Last year, Libya said it had generated revenues of more than $21.5bn from its oil and gas exports, which marked its highest figure in five years.

“There are several question marks around offshore drilling in Libya’s offshore zone. Barring the Tripolitanian Basin, which has two offshore projects, the other parts of the sea are under-appraised and untapped,” says Viktor Katona, lead crude analyst at data and analytics firm Kpler.

“So the idea that another Zohr is waiting there at the bottom of Libya’s territorial waters is by no means a guarantee and much of the rhetoric spinning the exploration drive of ENI/BP is very premature. Second, even if there is anything in there, most probably it’s going to be natural gas and most probably it would end up in Italy, a country that really is seeking to diversify its sources of gas, with it having no nuclear recourse option,” says Katona.

Infrastructure to export?

In October, local Libyan reports said the North African country was also considering building a new pipeline parallel to the Greenstream, which runs from Western Libya to the Italian island of Sicily.

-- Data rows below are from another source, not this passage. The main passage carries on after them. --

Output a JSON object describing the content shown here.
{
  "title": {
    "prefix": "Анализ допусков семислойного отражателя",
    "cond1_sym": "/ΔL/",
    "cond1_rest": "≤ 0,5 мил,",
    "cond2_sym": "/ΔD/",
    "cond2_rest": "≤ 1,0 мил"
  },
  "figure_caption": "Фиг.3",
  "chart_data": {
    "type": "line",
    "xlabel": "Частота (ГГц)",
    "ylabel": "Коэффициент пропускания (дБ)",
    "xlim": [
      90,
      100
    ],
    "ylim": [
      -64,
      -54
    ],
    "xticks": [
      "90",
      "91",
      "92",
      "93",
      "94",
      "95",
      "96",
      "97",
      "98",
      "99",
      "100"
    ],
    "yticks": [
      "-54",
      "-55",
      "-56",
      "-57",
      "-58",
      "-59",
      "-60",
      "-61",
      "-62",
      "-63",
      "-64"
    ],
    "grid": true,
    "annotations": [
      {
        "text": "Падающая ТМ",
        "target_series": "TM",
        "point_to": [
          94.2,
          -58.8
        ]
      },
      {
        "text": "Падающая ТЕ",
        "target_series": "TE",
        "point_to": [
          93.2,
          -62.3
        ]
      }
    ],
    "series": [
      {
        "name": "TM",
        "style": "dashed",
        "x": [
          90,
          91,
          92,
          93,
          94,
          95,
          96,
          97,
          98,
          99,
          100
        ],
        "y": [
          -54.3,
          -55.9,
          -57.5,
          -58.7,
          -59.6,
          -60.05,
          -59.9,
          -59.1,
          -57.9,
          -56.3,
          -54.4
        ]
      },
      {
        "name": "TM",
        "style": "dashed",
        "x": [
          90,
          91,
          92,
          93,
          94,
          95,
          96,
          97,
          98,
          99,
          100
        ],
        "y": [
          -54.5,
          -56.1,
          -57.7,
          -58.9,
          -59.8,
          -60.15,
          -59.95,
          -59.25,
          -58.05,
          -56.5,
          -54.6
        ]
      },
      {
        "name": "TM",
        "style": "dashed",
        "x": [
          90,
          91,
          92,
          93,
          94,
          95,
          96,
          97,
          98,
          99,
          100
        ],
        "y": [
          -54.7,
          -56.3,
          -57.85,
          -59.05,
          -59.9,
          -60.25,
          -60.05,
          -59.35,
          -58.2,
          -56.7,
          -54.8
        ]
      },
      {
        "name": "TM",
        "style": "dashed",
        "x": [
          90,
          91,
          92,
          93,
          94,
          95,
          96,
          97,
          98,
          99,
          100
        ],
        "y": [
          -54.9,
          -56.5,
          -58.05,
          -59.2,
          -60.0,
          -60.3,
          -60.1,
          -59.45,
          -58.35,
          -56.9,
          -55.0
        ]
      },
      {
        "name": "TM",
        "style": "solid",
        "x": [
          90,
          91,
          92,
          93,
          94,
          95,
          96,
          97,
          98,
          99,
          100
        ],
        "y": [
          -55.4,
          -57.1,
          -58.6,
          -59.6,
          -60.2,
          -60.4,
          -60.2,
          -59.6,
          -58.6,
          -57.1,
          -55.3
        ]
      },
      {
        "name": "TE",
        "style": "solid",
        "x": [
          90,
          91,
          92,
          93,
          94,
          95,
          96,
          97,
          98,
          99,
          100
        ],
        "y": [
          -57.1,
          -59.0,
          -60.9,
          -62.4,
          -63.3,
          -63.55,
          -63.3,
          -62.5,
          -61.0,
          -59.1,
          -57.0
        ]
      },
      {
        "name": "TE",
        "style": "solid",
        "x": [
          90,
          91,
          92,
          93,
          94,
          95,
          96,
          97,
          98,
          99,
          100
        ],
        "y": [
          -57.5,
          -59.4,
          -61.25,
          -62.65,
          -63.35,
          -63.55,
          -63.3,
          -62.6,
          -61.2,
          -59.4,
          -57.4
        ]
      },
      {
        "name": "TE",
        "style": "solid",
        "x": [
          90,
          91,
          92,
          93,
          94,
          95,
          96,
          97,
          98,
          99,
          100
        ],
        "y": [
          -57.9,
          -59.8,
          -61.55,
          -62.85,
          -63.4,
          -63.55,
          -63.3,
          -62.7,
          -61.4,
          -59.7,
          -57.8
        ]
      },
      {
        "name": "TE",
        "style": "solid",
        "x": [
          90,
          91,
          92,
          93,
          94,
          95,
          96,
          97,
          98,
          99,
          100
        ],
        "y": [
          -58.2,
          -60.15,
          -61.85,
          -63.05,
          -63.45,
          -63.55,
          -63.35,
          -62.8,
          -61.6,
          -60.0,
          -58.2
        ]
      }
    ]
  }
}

The reports quoted oil and gas minister Mohammed Aoun saying it could take between four to six months to complete the pipeline. This target had also been deemed unrealistic by critics, even though it raised hopes that Libya could benefit from Europe’s growing need for gas in the winter.

  • In 2020, Libya’s natural gas exports amounted to 4.87bn cubic metres, according to data provider Statista. That’s far behind the continent’s top exporter Algeria, which exported about 40bn cubic metres in the same year.
  • Earlier this year, Algeria signed a deal with Italy to increase its gas supply to the European country by around 40%.

“Libya’s production is very hard to increase in the current political context, which is not conducive to foreign investment,” says Fabiani.

“In the short run, Libya is more likely to focus on maintaining existing oil and gas production levels, rather than rapidly ramping up output and exports.”